Ale-Ale Dorong Eksplorasi Diri Remaja Lewat Aktivitas Kreatif

SUARAJATIM — Di usia SMP, remaja kerap bingung memilih jalan. Hasil survei OECD/PISA 2022 menunjukkan sekitar 35% siswa 15 tahun belum pasti menentukan rencana karier. Di sisi lain, akses digital luas — survei Pew Research 2023 mencatat 95% remaja 13–17 tahun punya smartphone — membuka peluang sekaligus risiko kelelahan digital.

Keseruan Ekskul SMP 15 Malang di acaraAle-Ale Goes to School - Berani Berekspresi, Makin Juara
Program edukatif Ale-Ale Goes to School hadir untuk menawarkan pendekatan praktis. Bukan sekadar ceramah, kegiatan ini memberi ruang bereksperimen. Siswa diajak membuat kreasi minuman menggunakan varian Ale-Ale dan topping kekinian. Aktivitas sederhana itu dirancang untuk melatih keberanian mencoba serta menumbuhkan rasa ingin tahu.

Psikolog anak dan remaja menjelaskan relevansi pendekatan terapan. Jenis minat kerja seperti investigatif, artistik, realistik, sosial, enterprise, dan konvensional diperkenalkan agar pelajar bisa mengenali kecenderungan diri.
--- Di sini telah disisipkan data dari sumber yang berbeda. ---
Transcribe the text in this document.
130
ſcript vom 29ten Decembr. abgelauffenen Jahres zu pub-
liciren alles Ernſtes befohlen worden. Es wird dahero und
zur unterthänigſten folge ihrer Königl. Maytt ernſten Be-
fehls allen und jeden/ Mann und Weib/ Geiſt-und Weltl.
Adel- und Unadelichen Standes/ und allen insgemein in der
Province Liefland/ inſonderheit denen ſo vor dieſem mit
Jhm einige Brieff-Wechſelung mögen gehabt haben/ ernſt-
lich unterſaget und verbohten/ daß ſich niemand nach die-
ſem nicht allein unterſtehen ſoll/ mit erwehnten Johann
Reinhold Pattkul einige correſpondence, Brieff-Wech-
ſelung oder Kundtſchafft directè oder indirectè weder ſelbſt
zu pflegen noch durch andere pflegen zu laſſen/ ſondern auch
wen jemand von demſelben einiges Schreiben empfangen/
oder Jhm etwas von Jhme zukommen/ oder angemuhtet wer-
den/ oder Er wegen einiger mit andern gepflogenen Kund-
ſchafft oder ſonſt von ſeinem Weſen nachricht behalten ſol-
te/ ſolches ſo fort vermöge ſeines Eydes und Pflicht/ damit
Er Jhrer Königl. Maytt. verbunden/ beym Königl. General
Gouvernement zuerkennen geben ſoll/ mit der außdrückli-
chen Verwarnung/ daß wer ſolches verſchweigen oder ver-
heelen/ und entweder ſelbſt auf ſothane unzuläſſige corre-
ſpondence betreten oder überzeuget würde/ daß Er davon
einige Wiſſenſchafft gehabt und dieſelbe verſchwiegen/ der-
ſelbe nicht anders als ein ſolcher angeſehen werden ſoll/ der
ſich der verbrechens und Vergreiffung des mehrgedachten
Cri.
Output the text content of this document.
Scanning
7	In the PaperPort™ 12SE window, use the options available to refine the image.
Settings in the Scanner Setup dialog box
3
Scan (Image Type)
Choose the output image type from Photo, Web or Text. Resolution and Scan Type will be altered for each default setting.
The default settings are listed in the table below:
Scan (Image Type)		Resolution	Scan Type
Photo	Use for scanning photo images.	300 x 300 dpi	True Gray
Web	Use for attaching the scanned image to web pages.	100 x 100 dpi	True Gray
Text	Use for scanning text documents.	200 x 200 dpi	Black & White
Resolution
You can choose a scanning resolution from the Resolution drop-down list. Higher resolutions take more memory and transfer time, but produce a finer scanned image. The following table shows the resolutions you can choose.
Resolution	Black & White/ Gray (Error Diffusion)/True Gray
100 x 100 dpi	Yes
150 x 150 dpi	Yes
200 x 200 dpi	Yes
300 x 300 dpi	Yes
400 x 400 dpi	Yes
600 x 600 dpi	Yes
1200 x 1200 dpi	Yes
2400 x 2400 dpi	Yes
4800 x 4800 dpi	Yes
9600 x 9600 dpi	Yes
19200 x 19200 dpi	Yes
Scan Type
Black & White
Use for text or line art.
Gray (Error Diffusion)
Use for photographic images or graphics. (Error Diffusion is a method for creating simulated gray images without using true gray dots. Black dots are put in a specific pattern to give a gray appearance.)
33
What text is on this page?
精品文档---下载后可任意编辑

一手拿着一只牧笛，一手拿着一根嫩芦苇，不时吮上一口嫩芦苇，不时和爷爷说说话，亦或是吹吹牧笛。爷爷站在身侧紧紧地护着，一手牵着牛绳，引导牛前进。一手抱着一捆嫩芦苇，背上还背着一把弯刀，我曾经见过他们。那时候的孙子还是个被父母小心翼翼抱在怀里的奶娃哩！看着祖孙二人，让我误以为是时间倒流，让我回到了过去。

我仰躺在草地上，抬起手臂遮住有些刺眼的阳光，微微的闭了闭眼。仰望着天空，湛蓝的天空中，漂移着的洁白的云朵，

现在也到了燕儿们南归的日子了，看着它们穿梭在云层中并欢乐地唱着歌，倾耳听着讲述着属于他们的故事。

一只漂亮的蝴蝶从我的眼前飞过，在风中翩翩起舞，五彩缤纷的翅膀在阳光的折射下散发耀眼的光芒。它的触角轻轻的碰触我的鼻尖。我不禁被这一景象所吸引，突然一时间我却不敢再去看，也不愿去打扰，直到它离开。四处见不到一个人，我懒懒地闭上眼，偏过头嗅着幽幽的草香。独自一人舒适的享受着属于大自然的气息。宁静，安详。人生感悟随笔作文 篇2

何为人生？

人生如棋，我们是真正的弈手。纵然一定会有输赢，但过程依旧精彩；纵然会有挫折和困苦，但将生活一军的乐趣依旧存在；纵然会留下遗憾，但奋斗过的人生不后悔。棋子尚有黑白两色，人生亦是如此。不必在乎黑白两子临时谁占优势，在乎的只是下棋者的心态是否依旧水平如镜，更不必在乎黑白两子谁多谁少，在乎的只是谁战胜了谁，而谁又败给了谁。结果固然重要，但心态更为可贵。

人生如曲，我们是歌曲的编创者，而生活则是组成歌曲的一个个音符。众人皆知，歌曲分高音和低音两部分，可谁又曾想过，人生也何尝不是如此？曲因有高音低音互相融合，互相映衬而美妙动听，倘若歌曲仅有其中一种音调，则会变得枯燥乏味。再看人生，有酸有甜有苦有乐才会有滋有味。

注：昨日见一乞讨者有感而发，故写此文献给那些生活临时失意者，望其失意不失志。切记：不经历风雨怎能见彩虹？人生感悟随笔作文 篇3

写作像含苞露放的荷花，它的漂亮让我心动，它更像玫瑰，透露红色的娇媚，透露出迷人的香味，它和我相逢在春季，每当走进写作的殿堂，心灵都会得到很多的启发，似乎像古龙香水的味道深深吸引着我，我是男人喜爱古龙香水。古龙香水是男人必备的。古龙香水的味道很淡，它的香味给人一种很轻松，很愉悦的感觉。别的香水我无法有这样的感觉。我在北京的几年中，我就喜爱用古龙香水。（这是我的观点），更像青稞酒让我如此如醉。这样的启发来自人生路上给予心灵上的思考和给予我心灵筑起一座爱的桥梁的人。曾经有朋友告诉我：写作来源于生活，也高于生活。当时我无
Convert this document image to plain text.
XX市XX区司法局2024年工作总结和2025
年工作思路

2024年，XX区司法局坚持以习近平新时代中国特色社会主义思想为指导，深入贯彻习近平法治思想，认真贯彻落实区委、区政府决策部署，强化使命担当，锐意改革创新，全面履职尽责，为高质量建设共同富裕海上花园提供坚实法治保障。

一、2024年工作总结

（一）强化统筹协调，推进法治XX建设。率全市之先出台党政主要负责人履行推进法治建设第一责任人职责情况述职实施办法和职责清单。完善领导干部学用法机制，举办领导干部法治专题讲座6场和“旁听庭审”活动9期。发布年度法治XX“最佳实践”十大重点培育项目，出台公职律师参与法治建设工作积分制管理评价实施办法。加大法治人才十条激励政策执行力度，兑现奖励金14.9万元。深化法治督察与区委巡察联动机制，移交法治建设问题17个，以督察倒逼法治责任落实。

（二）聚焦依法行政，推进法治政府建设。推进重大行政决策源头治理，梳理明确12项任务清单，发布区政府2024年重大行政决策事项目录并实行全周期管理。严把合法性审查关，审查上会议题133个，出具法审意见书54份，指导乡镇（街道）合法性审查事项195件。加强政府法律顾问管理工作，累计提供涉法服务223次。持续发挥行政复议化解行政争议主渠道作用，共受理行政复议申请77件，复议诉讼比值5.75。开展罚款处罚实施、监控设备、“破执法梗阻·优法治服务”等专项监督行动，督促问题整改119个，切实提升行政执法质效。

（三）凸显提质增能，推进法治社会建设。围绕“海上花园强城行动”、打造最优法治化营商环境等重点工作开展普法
Mengenali ketertarikan awal membantu memilih jalur pengembangan yang sesuai.

Keseimbangan digital menjadi titik penting sesi edukasi. Remaja diajak mengatur waktu layar, memilih konten bernilai edukasi, memeriksa sumber informasi, menjaga privasi, dan tidak membandingkan diri di media sosial. Tips praktis seperti teknik Pomodoro — 25 menit fokus lalu istirahat 5 menit — diperkenalkan untuk mencegah burnout sekolah.

Kepala sekolah yang menjadi mitra menilai program memberi manfaat langsung pada siswa.
“Ini adalah wujud kepedulian dari sebuah perusahaan untuk anak-anak remaja. Luar biasa Ale-Ale sudah memberi kesempatan pada anak-anak untuk berkegiatan, berekspresi, dan bagaimana seharusnya menjadi anak muda. Sehingga ini bermanfaat bagi anak-anak dalam meraih masa depan,” ujar Suwaiba, Kepala SMPN 15 Malang.

Siswa meracik minuman kreasi sendiri saat sesi prakarya Ale-Ale Goes to School di SMPN 15 Malang.
Product manager Ale-Ale menegaskan tujuan program bukan menilai, melainkan menemani proses pencarian jati diri.

“Kami percaya setiap anak memiliki potensi dan bakatnya masing-masing... Semua orang berproses, yang penting adalah punya kemauan untuk mengeksplorasi dan belajar. Karena dari situ, mereka bisa menemukan hal yang disukai dan mengembangkannya jadi kemampuan yang siap untuk masa depan,” kata Nancy Christina.

Praktik kreatif yang diterapkan — meracik minuman, menghias kelas dari kemasan, memilih topping — memberi pengalaman konkret. Anak-anak belajar merancang, bereksperimen, dan bekerja sama. Aktivitas itu juga mendorong kemampuan berpikir kritis sederhana: mencoba, menilai hasil, lalu memperbaiki.

Program ini bukan solusi tunggal, tetapi model intervensi sederhana yang dapat direplikasi. Intinya, pendidikan remaja perlu memberi kesempatan eksplorasi yang aman, alat praktis untuk mengelola digital life, dan pengenalan jenis minat kerja. Dengan begitu, proses menemukan arah hidup bisa dimulai lebih awal, dengan cara yang menyenangkan.

“Pelan-pelan kenali diri, terus eksplorasi, karena di sanalah perjalananmu dimulai. Ale-Ale selalu siap menyegarkan langkahmu!” — Nancy Christina.